Carrot Versus Stick: Two Big-City Wireless Parking-Meter Solutions Compared


Over the past year, Westminster City Council and integrator Vertex have been trialing CCTV cameras to monitor parking infringements across Soho and the West End. The cameras detect and fine vehicles that are parked or moving illegally and causing obstructions to other drivers. Drivers receiving a violation in the mail can enter the number online and view footage before paying for or appealing a ticket.

Britain's Traffic Management Act, passed in April, further gives local authorities the option to change the name of parking attendants to "Civil Enforcement Officers" who are able to gather information that may be used as evidence for “Anti-Social Behaviour Orders,” as well as issuing parking fines.

"The use of wireless CCTV cameras for parking is yet another enlightened parking measure and will improve traffic flows in the heart of London," says Westminster Councillor Danny Chalkley, Council Cabinet Member for Economic Development and Transport, in a Vertex press release.

In San Francisco, through a program called SFpark, the city and partner Streetline are adhering wireless sensors at the edges of 6,000 parking spaces to feed information back to multi-space meters and a central database that will allow drivers to look for open parking spaces online. Pricing of available spaces will rise and fall on the basis of total occupancy at any given time.

“This program is trying to test the idea that demand pricing can reduce congestion,” Judson True, a spokesman for the San Francisco Municipal Transportation Agency told The New York Times. “We will address the meter prices gradually. We’re looking at changing rates up or down 25 cents as often as every month.”

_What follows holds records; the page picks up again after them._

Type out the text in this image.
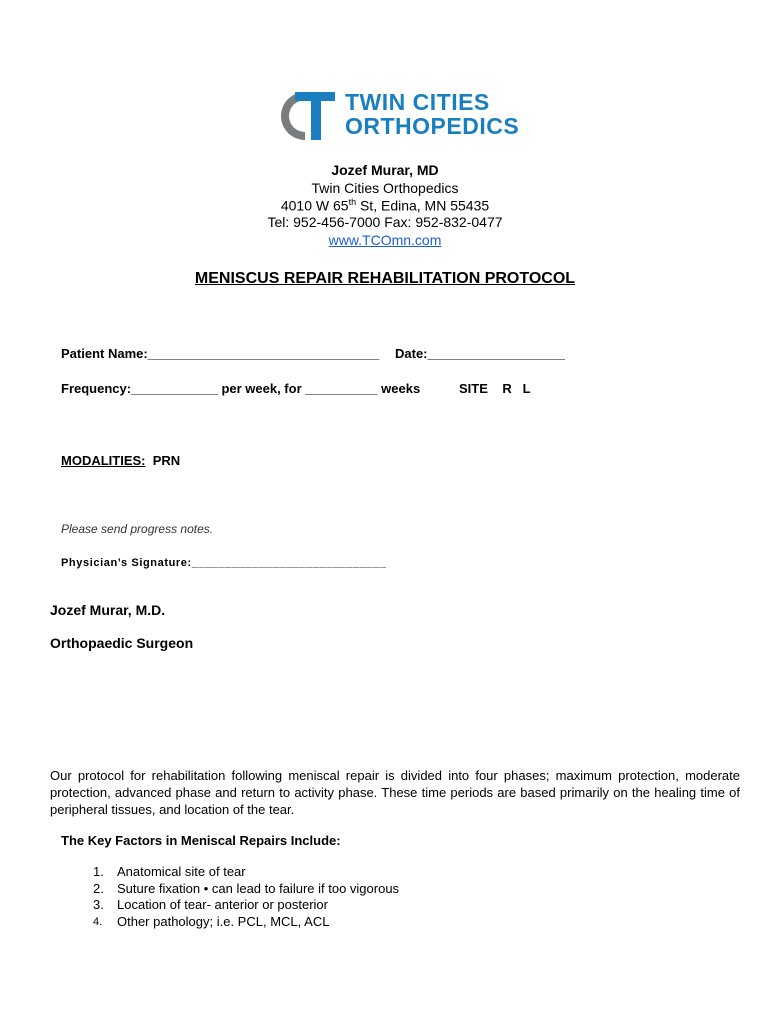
TWIN CITIES
ORTHOPEDICS
Jozef Murar, MD
Twin Cities Orthopedics
4010 W 65th St, Edina, MN 55435
Tel: 952-456-7000 Fax: 952-832-0477
www.TCOmn.com
MENISCUS REPAIR REHABILITATION PROTOCOL
Patient Name:________________________________ Date:___________________
Frequency:____________ per week, for __________ weeks	SITE    R   L
MODALITIES: PRN
Please send progress notes.
Physician’s Signature:_____________________________
Jozef Murar, M.D.
Orthopaedic Surgeon
Our protocol for rehabilitation following meniscal repair is divided into four phases; maximum protection, moderate protection, advanced phase and return to activity phase. These time periods are based primarily on the healing time of peripheral tissues, and location of the tear.
The Key Factors in Meniscal Repairs Include:
1.	Anatomical site of tear
2.	Suture fixation • can lead to failure if too vigorous
3.	Location of tear- anterior or posterior
4.	Other pathology; i.e. PCL, MCL, ACL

While reducing congestion is a primary project driver in both London and San Francisco, it will be interesting to compare the two approaches in the coming months. An article in The Guardian points to the anger that
video enforcement creates in UK drivers, and in Westminster, additional benefits of the CCTV solution includes "increased confidence of Parking Attendants regarding their personal safety and increased driver awareness that can be picked up on camera for PA abuse. We therefore anticipate a reduction in reported attacks on PAs."

Will peak-hour pricing and cell-phone reminders soften the experience for drivers and attendants in San Francisco while achieving the overall goal of reducing congestion? Only time will tell. When SFpark is comes online this fall, drivers will be able look at maps of available spaces on street signs and potentially on their handheld devices, as well as receive alerts inviting them to add more credit through their PDA without going back to the meter.

If only John and Paul hadn't set a precedent of propositioning the parking attendant, maybe Londoners wouldn't need to be so fixated on enforcement!

Lovely Rita meter maid
May I inquire discreetly (Lovely Rita)
When are you free to take some tea with me? (Lovely Rita, maid, ah)
Rita!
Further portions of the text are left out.